Services
de.NBI Cloud
As a federally organized, academic cloud, the de.NBI Cloud offers free computing and storage resources for researchers in the life sciences. The resources are provided jointly by 8 different locations. The powerful hardware and the provision of special resources, such as GPUs, enable researchers to process and analyze data of almost any quantity and complexity. A central cloud portal makes it easy to request and manage cloud resources. Access to the platform and cloud resources is controlled via a central authentication and authorization infrastructure (LifeScience Login).
SimpleVM
This platform, which emerged from a de.NBI cloud project type, makes cloud computing accessible to everyone. Virtual machines and scalable clusters can be started and managed with just a few clicks, regardless of the user's cloud experience.
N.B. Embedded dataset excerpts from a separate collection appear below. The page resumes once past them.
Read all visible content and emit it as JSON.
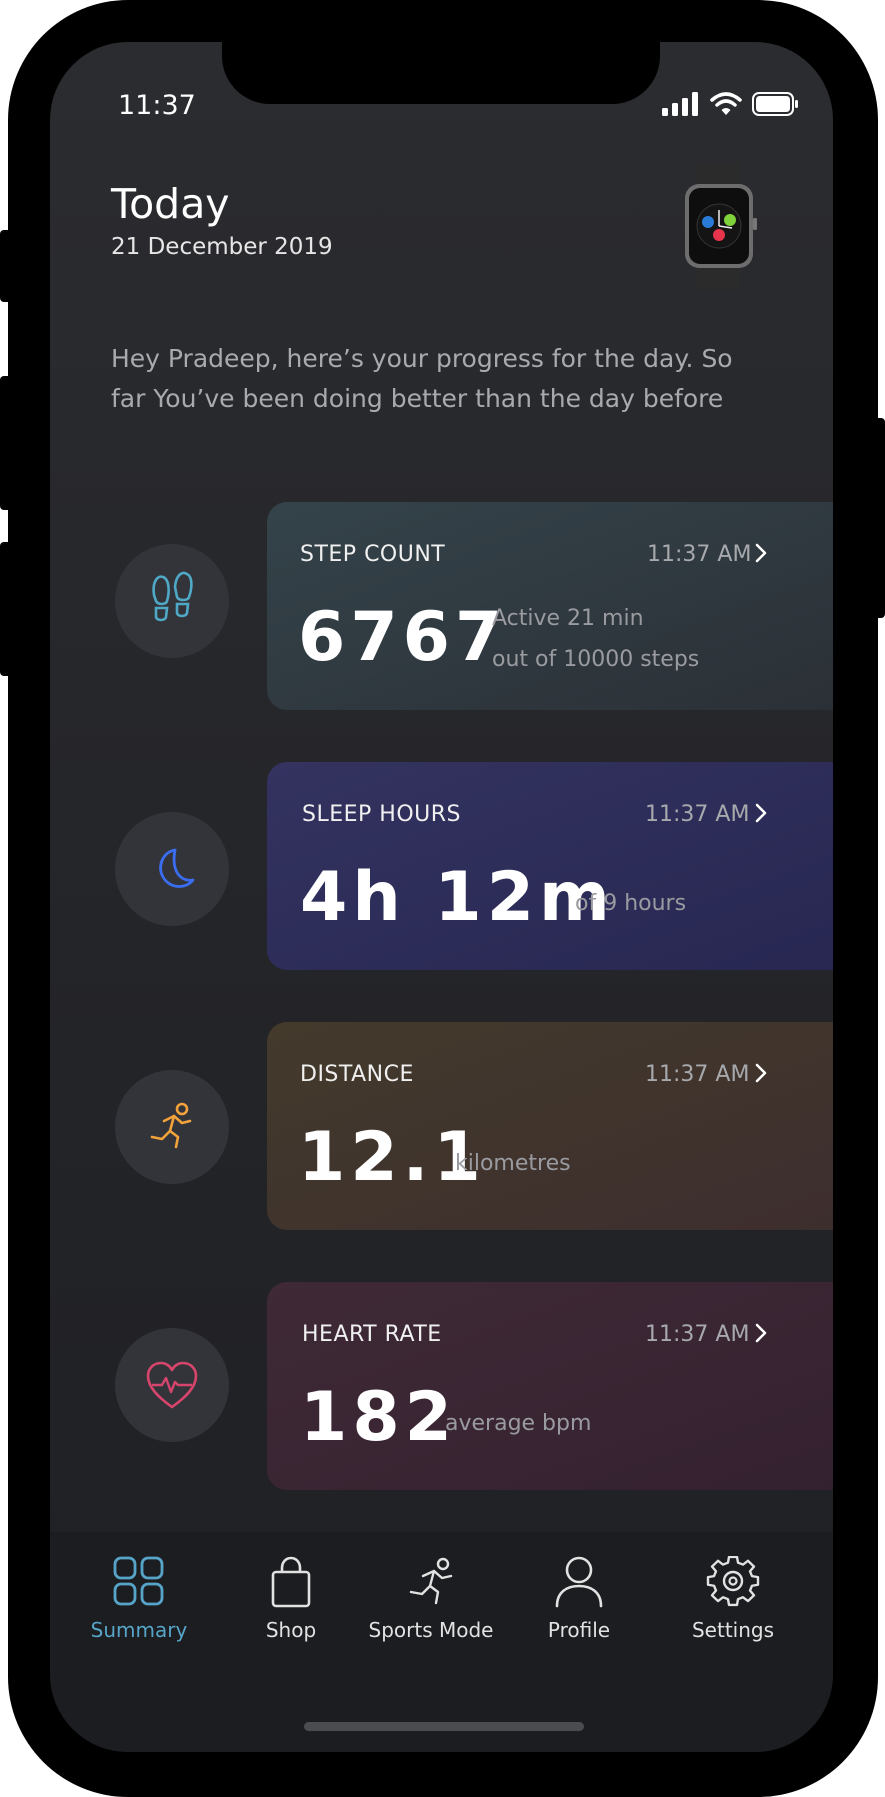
{
  "status": {
    "time": "11:37"
  },
  "header": {
    "title": "Today",
    "date": "21 December 2019"
  },
  "greeting": "Hey Pradeep, here’s your progress for the day. So far You’ve been doing better than the day before",
  "metrics": [
    {
      "label": "STEP COUNT",
      "time": "11:37 AM",
      "value": "6767",
      "sub1": "Active 21 min",
      "sub2": "out of 10000 steps",
      "icon": "footsteps-icon",
      "color": "#4fa9c6"
    },
    {
      "label": "SLEEP HOURS",
      "time": "11:37 AM",
      "value": "4h 12m",
      "sub1": "of 9 hours",
      "icon": "moon-icon",
      "color": "#3a6df0"
    },
    {
      "label": "DISTANCE",
      "time": "11:37 AM",
      "value": "12.1",
      "sub1": "kilometres",
      "icon": "runner-icon",
      "color": "#f2a23a"
    },
    {
      "label": "HEART RATE",
      "time": "11:37 AM",
      "value": "182",
      "sub1": "average bpm",
      "icon": "heart-pulse-icon",
      "color": "#d8456c"
    }
  ],
  "tabs": [
    {
      "label": "Summary",
      "icon": "grid-icon",
      "active": true
    },
    {
      "label": "Shop",
      "icon": "shopping-bag-icon"
    },
    {
      "label": "Sports Mode",
      "icon": "runner-icon"
    },
    {
      "label": "Profile",
      "icon": "person-icon"
    },
    {
      "label": "Settings",
      "icon": "gear-icon"
    }
  ],
  "colors": {
    "accent": "#56a5c8",
    "background": "#27282c"
  }
}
Popular tools such as RStudio® and other research environments can be used in the cloud and operated via the web browser. In addition, packages can be easily installed via Anaconda®. Workshop mode makes it easy to run courses and training sessions in the cloud, as virtual machines can be pre-configured as required and made available to participants.
Tools
Metagenomic Toolkit
The metagenomic analysis of complex ecosystems with thousands of datasets, such as those available in the NCBI Sequence Read Archive, requires significant computational resources to perform the analysis in an acceptable time. In addition, efficient use of the underlying infrastructure is essential. Each analysis must be fully reproducible, and the workflow must be publicly accessible so that the logic behind the calculated results is comprehensible.
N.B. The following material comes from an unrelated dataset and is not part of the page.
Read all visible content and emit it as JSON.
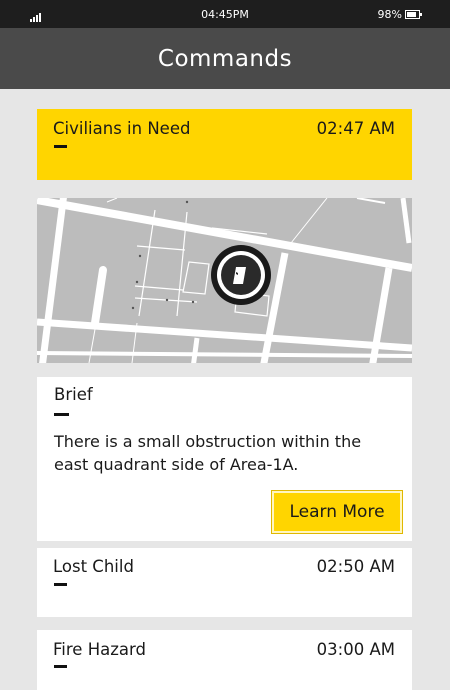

In addition, the Metagenomics Toolkit includes an assembly step optimized for machine learning that adapts the peak RAM required by a Metagenomics assembler to the actual requirements, minimizing the dependency on dedicated hardware with high memory. The Metagenomics Toolkit can be run on individual workstations, but also offers various optimizations for efficient cloud-based execution in clusters.
EMGB
The Exploratory MetaGenome Browser (EMGB) is a web-based platform for interactive visualization and analysis of metagenome datasets processed with the Metagenomics Toolkit. It enables real-time searches in large datasets containing millions of genes and annotations. Key features include an interactive taxonomic tree, Gene Ontology (GO) and KEGG metabolic maps that allow users to explore genes, contigs, MAGs, metabolic pathways and biological processes.
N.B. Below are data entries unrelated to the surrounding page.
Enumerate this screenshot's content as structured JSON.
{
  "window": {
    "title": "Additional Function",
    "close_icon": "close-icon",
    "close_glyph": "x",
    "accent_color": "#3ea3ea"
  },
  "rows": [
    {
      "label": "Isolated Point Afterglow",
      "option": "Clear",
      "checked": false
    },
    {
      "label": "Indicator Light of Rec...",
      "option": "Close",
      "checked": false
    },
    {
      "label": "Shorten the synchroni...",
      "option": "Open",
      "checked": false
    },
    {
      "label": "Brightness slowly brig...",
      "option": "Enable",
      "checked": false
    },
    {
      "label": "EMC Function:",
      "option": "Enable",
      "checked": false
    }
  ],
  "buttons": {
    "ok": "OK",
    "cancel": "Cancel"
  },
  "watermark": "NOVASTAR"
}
The platform supports multiple filtering options and enables comparison of datasets to assess the metabolic potential of microbial communities. An integrated Contig Viewer provides detailed insights into genetic context and regulatory patterns. Using Blastp/Blastx, researchers can also search for external nucleotide and protein sequences in all datasets. In addition, the platform includes the "Insights" module, which facilitates the identification of MAGs with key enzymes for anaerobic fermentation and thus supports the reconstruction of microbial functions in fermentation processes. EMGB was developed with HTML5 and AngularJS and supports both desktop and mobile devices.
Reflexiv
Reflexiv is an open-source, parallel de novo genome assembler that can be scaled in a computer cluster or in the cloud. It solves the problem of high memory consumption in de novo genome assembly by utilizing distributed computing resources. It also improves runtime performance through a parallel assembly algorithm. It is based on the Apache Spark platform, uses Spark RDD (resilient distributed dataset) to distribute large amounts of k-mers across the cluster, and assembles the genome in a recursive manner. At the algorithm level, we have introduced a k-mer reduction strategy that removes large amounts of redundant k-mers from the sequencing data, avoiding the repeated assembly of different k-mer lengths and further improving runtime performance. The result is that Reflexiv can process terabytes of metagenomics sequencing data on an ordinary in-house cluster with less than 200 gigabytes of memory consumption.